Eloi Archambaudoin

Cette entrevue a été réalisée le 13 mars 2014 alors qu’Éloi jouait dans la pièce Sunderland, de Clément Koch, dans une mise en scène de Serge Postigo (Interprétation, 1993).
Photo : Maxime Côté
Eloi, Sunderland est ta deuxième collaboration avec Serge Postigo, qui a aussi signé la mise en scène de la pièce Geronimo Stilton dans le Royaume de la Fantaisie (présentée au Monument-National durant le temps des Fêtes) dans laquelle tu jouais le rôle-titre. Peux-tu nous en parler ?
Cette collaboration avec Serge est le genre de rencontre qu’on fait trop rarement dans le métier. Il m’a invité à auditionner pour Sunderland car une belle complicité s’était établie entre nous durant l’aventure de Geronimo Stilton. Et, après avoir tenu le phare dans cette production, c’était rafraîchissant d’avoir un rôle de soutien dans Sunderland : mon personnage arrivait sur scène une heure après le début de la pièce et je n’avais que deux courtes scènes, mais qui faisaient basculer l’action. C’était très gratifiant!
Depuis ta sortie de l’École, tu joues en anglais comme en français, n’est-ce pas ?
Oui, à part ma carrière en français, j’ai joué deux fois au Théâtre Centaur et deux fois pour Talisman Théâtre. Je fais aussi beaucoup de narration dans les deux langues. Les compagnies de théâtre anglophones tiennent régulièrement des auditions, ce qui est plutôt rare en français.
Es-tu encore très nerveux quand tu passes des auditions?
De moins en moins. Ça dépend des circonstances. Ce qu’il y a d’ironique dans notre métier c’est que plus un rôle nous tient à cœur, plus la nervosité va être présente et moins on a va être apte à recevoir les notes qu’on nous donne.
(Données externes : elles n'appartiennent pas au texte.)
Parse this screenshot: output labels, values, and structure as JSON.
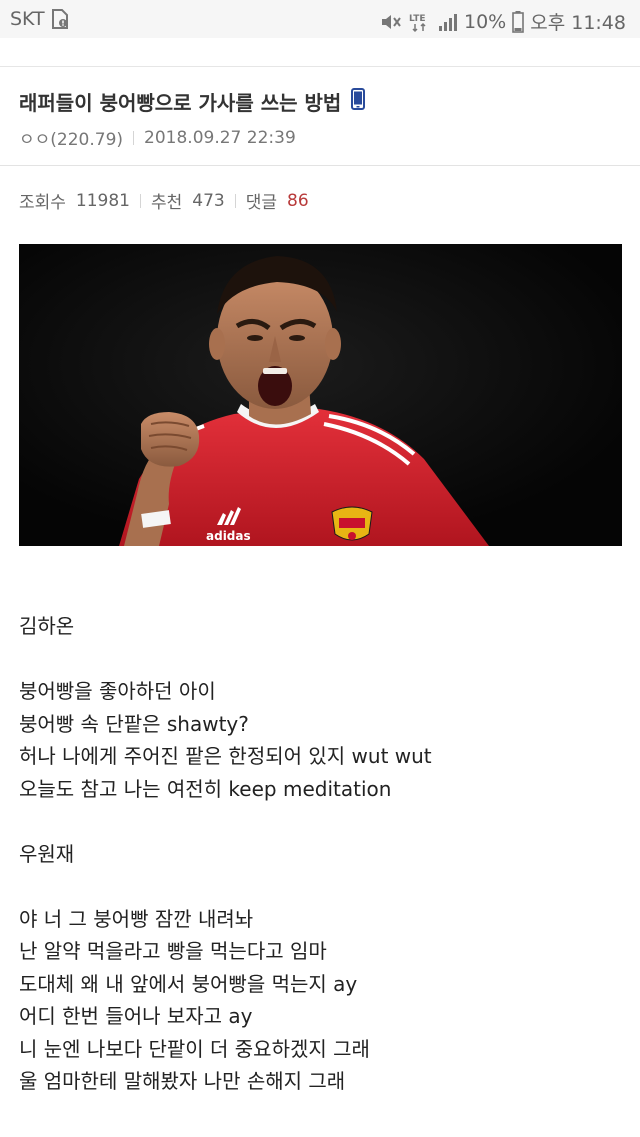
{
  "status_bar": {
    "carrier": "SKT",
    "network": "LTE",
    "battery_percent": "10%",
    "time": "오후 11:48",
    "icons": [
      "sim-alert-icon",
      "mute-icon",
      "lte-icon",
      "signal-icon",
      "battery-icon"
    ]
  },
  "post": {
    "title": "래퍼들이 붕어빵으로 가사를 쓰는 방법",
    "title_icon": "mobile-phone-icon",
    "author": "ㅇㅇ(220.79)",
    "datetime": "2018.09.27 22:39",
    "stats": {
      "views_label": "조회수",
      "views": "11981",
      "recommend_label": "추천",
      "recommend": "473",
      "comments_label": "댓글",
      "comments": "86"
    },
    "image": {
      "subject": "football-player-celebrating-photo",
      "badge_text": "adidas"
    },
    "body_lines": [
      "김하온",
      "",
      "붕어빵을 좋아하던 아이",
      "붕어빵 속 단팥은 shawty?",
      "허나 나에게 주어진 팥은 한정되어 있지 wut wut",
      "오늘도 참고 나는 여전히 keep meditation",
      "",
      "우원재",
      "",
      "야 너 그 붕어빵 잠깐 내려놔",
      "난 알약 먹을라고 빵을 먹는다고 임마",
      "도대체 왜 내 앞에서 붕어빵을 먹는지 ay",
      "어디 한번 들어나 보자고 ay",
      "니 눈엔 나보다 단팥이 더 중요하겠지 그래",
      "울 엄마한테 말해봤자 나만 손해지 그래"
    ]
  },
  "colors": {
    "status_bg": "#f6f6f6",
    "text": "#222222",
    "meta": "#777777",
    "comment_count": "#b83a3a",
    "phone_icon": "#2a4b9b",
    "jersey_red": "#d3212d"
  }
}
Et, inversement, lorsqu’on auditionne pour quelque chose qu’on désire moins, on est super bon, car il n’y a pas d’enjeu; on est libre, on performe mieux et souvent on décroche le rôle.
Qu’est-ce que tu fais pour contrôler la nervosité avant une audition ?
La seule chose que je peux contrôler c’est mon texte, le reste ne m’appartient pas. J’apprends mon texte sur le bout des doigts, à l’endroit, à l’envers… c’est la seule chose que je peux faire. Pour le reste, c’est vraiment de se laisser aller pour être libre et disponible aux indications qu’on va me donner en audition.
Ce qui est difficile dans notre métier, c’est qu’on n’a pas assez accès aux auditions. Quand on n’a pas la chance de se faire voir, c’est difficile de pratiquer notre métier. Ce n’est pas comme un peintre qui peint une œuvre dans son salon : celle-ci existe indépendamment de si elle est vue ou non. Nous, on a beau faire nos gammes, faire nos exercices, apprendre des tirades pour garder notre outil bien huilé, il reste que, sans spectateurs, ça perd son sens.
Quand as-tu commencé à t’intéresser au théâtre ?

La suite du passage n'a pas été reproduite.